Kafka Optimization Strategy
Batch Size Hierarchy:
CloudFlare Logs (70,000+ entries)
└─> SendEntries splits (20,000 entries/call)
└─> BatchManager buffers (15,000 default, max 20,000)
└─> Kafka chunks (5,000 entries)
└─> Final safety batches (2,000 entries)
Producer Configuration:
- Message max: 1GB (1,073,741,824 bytes)
- Batch size: 10MB (10,485,760 bytes)
- Linger: 10ms for optimal batching
- Socket buffer: 1GB for high throughput
Consumer Optimization:
- 10 partitions for parallel processing
- 100MB max fetch per partition
- 20 parallel workers per consumer
- Circuit breaker protection with exponential backoff
PostgreSQL Performance Tuning
Aggressive Memory Configuration:
shared_buffers: 8GB # 2x increase for better caching
maintenance_work_mem: 4GB # 4x increase for faster aggregations
work_mem: 256MB # 4x increase for complex queries
wal_buffers: 256MB # 4x increase for write performance
Parallel Processing:
- 16 max worker processes
- 8 parallel workers per query
- 8 parallel maintenance workers
- 300 effective I/O concurrency
Query Optimization:
- Statistics target: 500 (5x default)
- Random page cost: 1.0 (SSD optimized)
- CPU costs reduced for modern hardware
- Genetic query optimization for complex joins
Circular Buffer Management
Real-time Data Storage:
// Fixed-size buffers with FIFO eviction
buffers: Map<string, CircularBuffer<LogEntryData>>
geoBuffers: Map<string, CircularBuffer<GeoPoint>>
// Buffer configuration
- Size: 5,000 entries per buffer
- Memory: ~2MB per buffer
- TTL: 1 hour automatic expiration
- Thread-safe operations
Buffer Types:
- Global entries (all chains)
- Chain-specific entries (per blockchain)

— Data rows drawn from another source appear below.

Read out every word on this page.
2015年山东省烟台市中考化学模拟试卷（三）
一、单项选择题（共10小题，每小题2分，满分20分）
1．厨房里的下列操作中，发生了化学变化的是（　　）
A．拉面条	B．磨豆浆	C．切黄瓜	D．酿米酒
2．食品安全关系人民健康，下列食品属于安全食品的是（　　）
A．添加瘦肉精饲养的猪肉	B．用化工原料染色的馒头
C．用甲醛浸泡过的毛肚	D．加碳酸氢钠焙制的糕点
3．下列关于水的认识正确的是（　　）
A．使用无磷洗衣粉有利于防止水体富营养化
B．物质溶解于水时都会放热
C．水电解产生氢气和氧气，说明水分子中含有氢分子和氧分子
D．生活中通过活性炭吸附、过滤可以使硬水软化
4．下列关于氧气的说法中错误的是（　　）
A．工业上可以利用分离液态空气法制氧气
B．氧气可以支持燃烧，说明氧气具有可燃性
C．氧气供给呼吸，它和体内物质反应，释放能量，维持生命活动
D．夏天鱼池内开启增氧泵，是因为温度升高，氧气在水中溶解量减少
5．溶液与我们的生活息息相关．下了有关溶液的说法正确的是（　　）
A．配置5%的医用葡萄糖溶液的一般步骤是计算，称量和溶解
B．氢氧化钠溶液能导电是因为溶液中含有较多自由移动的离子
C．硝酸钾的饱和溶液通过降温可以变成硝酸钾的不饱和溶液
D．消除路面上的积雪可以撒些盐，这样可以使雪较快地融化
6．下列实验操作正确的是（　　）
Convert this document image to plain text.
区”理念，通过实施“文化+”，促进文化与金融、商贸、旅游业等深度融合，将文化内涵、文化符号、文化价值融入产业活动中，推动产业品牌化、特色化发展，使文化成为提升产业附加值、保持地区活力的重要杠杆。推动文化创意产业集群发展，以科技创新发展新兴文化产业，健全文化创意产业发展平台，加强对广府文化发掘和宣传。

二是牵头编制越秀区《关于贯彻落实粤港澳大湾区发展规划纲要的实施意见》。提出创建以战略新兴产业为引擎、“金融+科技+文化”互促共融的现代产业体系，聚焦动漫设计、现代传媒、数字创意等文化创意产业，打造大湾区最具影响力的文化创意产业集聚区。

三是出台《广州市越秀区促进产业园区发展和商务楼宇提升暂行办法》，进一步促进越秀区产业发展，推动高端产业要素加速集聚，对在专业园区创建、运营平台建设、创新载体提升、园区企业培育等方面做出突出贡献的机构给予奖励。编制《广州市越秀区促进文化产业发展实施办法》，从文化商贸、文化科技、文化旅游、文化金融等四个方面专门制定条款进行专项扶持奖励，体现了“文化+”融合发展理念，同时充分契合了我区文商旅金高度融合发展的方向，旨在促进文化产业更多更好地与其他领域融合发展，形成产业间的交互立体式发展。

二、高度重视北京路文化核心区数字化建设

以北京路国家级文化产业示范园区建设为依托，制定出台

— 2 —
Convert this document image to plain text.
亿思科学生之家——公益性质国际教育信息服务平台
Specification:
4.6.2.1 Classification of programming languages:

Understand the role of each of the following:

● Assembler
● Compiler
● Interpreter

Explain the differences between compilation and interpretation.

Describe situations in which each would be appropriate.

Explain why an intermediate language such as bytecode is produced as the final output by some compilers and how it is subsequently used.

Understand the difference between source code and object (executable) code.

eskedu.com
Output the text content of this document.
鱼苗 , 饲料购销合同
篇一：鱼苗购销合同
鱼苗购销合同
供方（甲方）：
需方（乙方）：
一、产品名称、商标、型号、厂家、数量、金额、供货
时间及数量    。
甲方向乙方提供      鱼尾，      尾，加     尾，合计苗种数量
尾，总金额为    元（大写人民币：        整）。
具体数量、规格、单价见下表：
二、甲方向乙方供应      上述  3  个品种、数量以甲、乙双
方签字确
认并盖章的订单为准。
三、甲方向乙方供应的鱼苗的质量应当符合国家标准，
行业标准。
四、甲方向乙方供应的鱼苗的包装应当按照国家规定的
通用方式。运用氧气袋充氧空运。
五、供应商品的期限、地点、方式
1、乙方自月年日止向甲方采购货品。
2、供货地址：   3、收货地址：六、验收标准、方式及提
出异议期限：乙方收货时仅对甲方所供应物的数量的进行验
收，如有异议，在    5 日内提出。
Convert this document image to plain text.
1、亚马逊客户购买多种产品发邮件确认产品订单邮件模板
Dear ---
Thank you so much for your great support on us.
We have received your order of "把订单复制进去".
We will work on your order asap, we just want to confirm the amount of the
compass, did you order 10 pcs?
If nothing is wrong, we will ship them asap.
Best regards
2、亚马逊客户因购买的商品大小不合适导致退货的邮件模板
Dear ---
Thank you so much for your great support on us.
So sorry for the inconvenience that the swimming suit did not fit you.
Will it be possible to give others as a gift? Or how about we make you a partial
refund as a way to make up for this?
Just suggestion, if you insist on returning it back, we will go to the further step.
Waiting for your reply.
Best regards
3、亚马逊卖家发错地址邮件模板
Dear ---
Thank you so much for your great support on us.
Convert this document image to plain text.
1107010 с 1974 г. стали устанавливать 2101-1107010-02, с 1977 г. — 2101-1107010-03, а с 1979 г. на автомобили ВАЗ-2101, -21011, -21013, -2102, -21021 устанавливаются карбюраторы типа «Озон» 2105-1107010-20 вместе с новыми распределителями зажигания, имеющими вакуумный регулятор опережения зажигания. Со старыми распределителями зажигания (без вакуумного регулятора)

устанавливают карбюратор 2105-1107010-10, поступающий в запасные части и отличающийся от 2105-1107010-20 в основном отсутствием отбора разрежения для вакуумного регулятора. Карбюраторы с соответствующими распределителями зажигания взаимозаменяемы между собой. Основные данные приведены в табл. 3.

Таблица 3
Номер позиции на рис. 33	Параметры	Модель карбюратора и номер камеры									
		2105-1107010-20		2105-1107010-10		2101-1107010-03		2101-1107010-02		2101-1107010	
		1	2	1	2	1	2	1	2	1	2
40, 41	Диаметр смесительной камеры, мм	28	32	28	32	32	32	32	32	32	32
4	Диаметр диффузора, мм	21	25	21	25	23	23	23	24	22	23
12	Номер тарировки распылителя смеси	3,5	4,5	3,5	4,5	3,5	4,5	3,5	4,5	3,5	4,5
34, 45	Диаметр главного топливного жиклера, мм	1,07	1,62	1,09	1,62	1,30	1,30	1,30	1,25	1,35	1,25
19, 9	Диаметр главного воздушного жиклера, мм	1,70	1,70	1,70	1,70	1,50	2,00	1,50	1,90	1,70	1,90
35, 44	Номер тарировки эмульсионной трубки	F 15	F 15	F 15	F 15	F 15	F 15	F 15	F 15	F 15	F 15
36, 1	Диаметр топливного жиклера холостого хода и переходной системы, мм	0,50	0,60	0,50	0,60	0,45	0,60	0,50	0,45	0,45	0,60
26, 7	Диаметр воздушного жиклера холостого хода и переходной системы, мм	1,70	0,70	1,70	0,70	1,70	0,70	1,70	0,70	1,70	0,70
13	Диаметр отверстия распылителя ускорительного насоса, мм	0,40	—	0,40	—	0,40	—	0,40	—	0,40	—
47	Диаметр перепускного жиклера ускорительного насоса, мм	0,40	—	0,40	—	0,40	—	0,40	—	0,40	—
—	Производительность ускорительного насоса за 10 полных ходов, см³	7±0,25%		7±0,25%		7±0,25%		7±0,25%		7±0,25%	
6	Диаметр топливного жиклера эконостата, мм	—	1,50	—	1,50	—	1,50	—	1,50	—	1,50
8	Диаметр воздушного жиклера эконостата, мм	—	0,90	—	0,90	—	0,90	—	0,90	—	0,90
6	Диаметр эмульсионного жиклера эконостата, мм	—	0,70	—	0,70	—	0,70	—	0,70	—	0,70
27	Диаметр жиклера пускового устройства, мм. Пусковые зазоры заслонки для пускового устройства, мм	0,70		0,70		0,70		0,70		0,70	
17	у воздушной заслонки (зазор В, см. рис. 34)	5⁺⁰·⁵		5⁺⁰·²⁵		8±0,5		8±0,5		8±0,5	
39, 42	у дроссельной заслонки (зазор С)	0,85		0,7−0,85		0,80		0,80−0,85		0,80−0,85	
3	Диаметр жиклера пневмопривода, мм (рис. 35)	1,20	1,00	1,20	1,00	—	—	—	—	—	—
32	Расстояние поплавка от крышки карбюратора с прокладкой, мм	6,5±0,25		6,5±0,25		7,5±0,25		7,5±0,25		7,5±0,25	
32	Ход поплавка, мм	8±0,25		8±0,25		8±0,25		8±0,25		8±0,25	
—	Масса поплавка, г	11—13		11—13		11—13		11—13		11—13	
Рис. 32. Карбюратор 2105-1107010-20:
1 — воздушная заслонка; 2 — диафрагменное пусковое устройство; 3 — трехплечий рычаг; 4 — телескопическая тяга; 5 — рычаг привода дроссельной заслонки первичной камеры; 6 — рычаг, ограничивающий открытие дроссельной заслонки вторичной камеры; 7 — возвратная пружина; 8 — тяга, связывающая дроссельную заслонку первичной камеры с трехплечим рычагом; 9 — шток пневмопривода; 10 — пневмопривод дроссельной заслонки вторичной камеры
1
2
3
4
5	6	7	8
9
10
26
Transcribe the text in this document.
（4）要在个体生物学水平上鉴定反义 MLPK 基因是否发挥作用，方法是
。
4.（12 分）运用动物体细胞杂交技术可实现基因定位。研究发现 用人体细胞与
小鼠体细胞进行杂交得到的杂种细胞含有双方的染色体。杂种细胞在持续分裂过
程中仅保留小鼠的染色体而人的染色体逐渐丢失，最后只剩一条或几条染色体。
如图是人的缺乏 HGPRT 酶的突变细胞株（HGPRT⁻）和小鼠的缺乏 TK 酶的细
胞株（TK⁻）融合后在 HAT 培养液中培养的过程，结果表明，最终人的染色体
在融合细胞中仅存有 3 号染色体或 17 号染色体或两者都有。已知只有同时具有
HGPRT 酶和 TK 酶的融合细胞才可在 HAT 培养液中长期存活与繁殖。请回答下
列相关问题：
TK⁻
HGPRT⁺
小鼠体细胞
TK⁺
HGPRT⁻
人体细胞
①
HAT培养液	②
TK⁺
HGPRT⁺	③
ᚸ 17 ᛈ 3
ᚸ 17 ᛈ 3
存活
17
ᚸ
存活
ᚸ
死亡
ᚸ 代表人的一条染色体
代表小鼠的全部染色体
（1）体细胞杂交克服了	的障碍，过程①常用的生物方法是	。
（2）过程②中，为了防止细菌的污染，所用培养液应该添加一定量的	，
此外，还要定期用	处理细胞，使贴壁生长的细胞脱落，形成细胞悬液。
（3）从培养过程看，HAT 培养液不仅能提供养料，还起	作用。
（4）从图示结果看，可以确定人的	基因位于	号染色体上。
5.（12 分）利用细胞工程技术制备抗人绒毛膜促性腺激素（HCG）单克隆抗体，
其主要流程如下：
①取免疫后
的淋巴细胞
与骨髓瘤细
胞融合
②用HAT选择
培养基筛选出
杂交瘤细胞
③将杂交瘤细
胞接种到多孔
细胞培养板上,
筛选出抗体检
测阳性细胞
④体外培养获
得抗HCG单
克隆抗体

- Provider-specific entries (per RPC provider)
- Geographic point aggregation (lat/lon data)
Conclusion
Building scalable blockchain data infrastructure is a complex challenge that requires careful consideration of performance, reliability, and cost. The key is to design for the inherent complexity and unpredictability of the blockchain ecosystem while maintaining the flexibility to adapt to rapid protocol evolution.
Our architecture at Lava Network has proven that it’s possible to process massive volumes of multi-chain data in real-time while maintaining high reliability and performance. The combination of modern technologies like Bun, Kafka, and TimescaleDB, coupled with thoughtful system design, enables us to provide valuable insights across the entire blockchain ecosystem.
Whether you’re building analytics platforms, DeFi protocols, or blockchain explorers, these patterns and principles can help you create robust, scalable infrastructure that can handle the demands of modern multi-chain applications.